Carey received research funding from competitive grants schemes totalling over $8.8 million AUD.

=== Publications ===
Carey's research is published in numerous peer reviewed journals. In 2012 she was invited to edit the book 'Stroke Rehabilitation: Insights from Neuroscience and Imaging'. Her publications are listed on Google Scholar and SciProfiles. At September 2026 there are 114 articles noted on Google Scholar and thirteen book chapters on SciProfiles.

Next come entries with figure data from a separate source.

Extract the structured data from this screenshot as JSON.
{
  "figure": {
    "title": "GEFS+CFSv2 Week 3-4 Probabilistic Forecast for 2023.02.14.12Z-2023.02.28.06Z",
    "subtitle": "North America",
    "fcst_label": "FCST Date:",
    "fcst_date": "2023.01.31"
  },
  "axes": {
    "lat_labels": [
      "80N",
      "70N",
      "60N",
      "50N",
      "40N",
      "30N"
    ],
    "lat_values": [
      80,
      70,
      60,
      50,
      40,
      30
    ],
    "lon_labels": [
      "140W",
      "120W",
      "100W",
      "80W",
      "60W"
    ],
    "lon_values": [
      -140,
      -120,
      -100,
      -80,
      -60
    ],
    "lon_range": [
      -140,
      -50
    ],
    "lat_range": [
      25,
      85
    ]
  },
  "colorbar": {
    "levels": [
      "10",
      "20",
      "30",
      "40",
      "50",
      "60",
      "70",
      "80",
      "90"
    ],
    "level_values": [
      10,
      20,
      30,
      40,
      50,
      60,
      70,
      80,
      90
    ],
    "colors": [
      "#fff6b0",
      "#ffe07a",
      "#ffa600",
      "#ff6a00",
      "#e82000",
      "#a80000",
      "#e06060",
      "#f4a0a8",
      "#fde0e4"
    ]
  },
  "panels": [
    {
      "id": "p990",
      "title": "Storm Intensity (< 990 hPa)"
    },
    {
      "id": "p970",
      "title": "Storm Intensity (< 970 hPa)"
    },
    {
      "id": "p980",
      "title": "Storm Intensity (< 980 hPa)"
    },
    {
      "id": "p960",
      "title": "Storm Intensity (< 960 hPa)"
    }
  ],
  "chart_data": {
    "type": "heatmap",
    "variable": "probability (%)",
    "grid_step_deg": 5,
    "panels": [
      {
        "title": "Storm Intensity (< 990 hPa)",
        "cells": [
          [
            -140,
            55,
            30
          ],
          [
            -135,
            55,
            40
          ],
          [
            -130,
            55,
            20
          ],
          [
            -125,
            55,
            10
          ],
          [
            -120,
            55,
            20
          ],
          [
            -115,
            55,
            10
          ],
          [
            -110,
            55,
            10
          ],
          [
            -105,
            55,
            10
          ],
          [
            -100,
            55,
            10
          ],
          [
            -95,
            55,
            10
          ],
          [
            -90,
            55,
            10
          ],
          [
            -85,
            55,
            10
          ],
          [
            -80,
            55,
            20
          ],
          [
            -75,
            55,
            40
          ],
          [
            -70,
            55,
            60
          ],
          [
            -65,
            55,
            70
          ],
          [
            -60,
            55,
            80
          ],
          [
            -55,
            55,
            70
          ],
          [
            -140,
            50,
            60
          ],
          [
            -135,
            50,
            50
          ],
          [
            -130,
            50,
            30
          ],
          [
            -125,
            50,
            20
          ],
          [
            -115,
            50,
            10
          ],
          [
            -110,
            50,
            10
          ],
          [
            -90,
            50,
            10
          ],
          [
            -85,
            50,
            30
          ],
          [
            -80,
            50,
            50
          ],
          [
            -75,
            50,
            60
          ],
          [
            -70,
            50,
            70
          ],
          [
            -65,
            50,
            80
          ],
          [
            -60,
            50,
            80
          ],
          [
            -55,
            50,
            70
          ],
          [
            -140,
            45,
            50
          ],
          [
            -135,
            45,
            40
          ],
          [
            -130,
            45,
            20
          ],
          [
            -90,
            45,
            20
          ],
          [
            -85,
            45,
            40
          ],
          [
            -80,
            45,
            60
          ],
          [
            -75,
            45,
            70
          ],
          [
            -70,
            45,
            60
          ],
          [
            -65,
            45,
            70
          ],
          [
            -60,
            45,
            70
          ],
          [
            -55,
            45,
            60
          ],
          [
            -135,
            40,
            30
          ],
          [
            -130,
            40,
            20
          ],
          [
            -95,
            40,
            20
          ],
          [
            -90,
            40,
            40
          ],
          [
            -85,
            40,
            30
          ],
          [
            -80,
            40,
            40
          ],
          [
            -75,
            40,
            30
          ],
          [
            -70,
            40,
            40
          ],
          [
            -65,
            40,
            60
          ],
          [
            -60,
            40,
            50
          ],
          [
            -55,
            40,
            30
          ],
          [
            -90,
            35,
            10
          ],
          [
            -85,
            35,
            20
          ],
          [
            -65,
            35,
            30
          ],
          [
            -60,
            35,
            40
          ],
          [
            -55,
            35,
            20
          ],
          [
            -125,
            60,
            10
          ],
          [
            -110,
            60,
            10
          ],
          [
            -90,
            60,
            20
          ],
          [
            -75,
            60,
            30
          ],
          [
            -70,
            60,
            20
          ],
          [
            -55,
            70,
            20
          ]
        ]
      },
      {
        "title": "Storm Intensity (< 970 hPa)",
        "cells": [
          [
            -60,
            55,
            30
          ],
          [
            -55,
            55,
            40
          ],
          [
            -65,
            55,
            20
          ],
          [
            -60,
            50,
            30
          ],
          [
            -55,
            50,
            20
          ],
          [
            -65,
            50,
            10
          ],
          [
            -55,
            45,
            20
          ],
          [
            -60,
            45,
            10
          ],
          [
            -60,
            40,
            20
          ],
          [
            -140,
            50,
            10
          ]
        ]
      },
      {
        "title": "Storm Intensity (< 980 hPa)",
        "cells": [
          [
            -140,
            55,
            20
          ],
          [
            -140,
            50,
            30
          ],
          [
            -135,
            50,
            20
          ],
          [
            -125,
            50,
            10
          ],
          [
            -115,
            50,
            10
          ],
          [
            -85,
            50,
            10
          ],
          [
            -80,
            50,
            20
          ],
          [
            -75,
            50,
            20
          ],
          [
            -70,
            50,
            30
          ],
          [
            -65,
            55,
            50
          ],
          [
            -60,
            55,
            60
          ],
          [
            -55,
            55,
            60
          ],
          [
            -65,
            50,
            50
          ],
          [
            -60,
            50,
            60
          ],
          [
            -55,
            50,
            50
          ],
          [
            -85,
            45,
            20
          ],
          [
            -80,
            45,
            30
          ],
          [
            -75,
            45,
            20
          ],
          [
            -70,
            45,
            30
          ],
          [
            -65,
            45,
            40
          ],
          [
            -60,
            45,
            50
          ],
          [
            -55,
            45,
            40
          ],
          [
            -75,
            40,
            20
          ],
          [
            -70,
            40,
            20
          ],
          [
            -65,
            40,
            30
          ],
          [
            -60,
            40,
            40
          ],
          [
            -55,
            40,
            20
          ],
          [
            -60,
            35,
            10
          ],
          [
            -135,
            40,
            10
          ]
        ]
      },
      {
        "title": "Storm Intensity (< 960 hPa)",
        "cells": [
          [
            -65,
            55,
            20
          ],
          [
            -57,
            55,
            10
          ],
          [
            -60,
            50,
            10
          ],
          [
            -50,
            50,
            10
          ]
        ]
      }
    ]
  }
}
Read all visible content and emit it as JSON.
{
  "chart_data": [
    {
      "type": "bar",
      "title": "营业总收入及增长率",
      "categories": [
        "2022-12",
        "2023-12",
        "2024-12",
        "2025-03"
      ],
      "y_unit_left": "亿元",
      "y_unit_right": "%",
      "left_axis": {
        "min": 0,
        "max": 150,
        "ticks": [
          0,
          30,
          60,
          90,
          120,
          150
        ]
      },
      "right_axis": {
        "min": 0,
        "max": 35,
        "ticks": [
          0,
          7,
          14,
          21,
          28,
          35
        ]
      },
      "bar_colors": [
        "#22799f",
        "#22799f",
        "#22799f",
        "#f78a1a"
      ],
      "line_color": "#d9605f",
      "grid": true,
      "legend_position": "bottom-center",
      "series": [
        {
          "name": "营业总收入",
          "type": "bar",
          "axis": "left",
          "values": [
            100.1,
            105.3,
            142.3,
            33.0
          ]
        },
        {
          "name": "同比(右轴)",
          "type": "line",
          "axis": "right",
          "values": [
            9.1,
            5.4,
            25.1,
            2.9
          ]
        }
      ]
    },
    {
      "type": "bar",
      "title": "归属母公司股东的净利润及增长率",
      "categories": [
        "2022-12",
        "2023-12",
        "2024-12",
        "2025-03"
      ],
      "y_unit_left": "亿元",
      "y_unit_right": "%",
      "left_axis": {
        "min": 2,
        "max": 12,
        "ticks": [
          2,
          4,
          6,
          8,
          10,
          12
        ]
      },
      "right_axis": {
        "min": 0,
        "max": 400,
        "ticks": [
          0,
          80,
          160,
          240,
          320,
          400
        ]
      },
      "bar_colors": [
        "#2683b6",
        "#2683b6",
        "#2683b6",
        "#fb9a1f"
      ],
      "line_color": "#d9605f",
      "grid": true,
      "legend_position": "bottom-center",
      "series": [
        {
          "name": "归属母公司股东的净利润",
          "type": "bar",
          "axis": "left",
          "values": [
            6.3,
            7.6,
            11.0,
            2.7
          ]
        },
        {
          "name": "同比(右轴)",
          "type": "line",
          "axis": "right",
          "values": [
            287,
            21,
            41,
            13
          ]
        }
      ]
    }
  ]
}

She gave the Sylvia Docker Lecture in 2023. The lectureship is named after Sylvia Docker, who established the first training school for occupational therapists in Sydney in 1941. It also marks the start of the marks the Australian Association of Occupational Therapists in December 1945.

== Personal ==

She is married with two children and resides in Melbourne, Australia.

== Awards and honors ==

- 2013: World Federation of Neurological Rehabilitation Franz Gerstenbrand Award (nomination under review).
- 2013: Nominated, Victoria prize for science and innovation
- 2013: Chair, inaugural Occupational Therapy Australia Research Foundation.
- 2013: International Visiting Professor, University of Haifa, Israel.
- 2011: International Visiting Professor, Washington University School of Medicine, St. Louis, USA.
- 2010: Honored by the World Federation for Neurorehabilitation (WFNR). (Neurorehabil Neural Repair, 2010;24:499-500).
- 2010: BrainLink Women of Achievement Award (finalist).
- 2009: Inducted to the Academy of Research of the American Occupational Therapy Foundation for ‘exemplary and distinguished contributions towards the science of occupational Therapy.
- 2009: Australian Research Council (ARC) Future Fellowship
- 2004-2008: National Health and Medical Research Council (NHMRC) of Australia Career Development Award.
- 1995: La Trobe University, Faculty of Health Sciences Postdoctoral Research Fellowship.
- 1994: La Trobe University, Faculty of Health Sciences Research Grant for post-doctoral studies.
- 1991: Australian Association of Occupational Therapists Research Award
- 1990: Australian Postgraduate Research Award.
- 1988: World Federation of Occupational Therapists Foundation Research Award (only one award is awarded worldwide every four years).
- 1988: La Trobe University Postgraduate Scholarship.
- 1981: Special commendation for grades obtained in final year of study, School of Occupational Therapy, La Trobe University.
- 1977: Dux of School, Chavoin College, Melbourne, Australia. Special Distinction, Higher School Certificate English exam.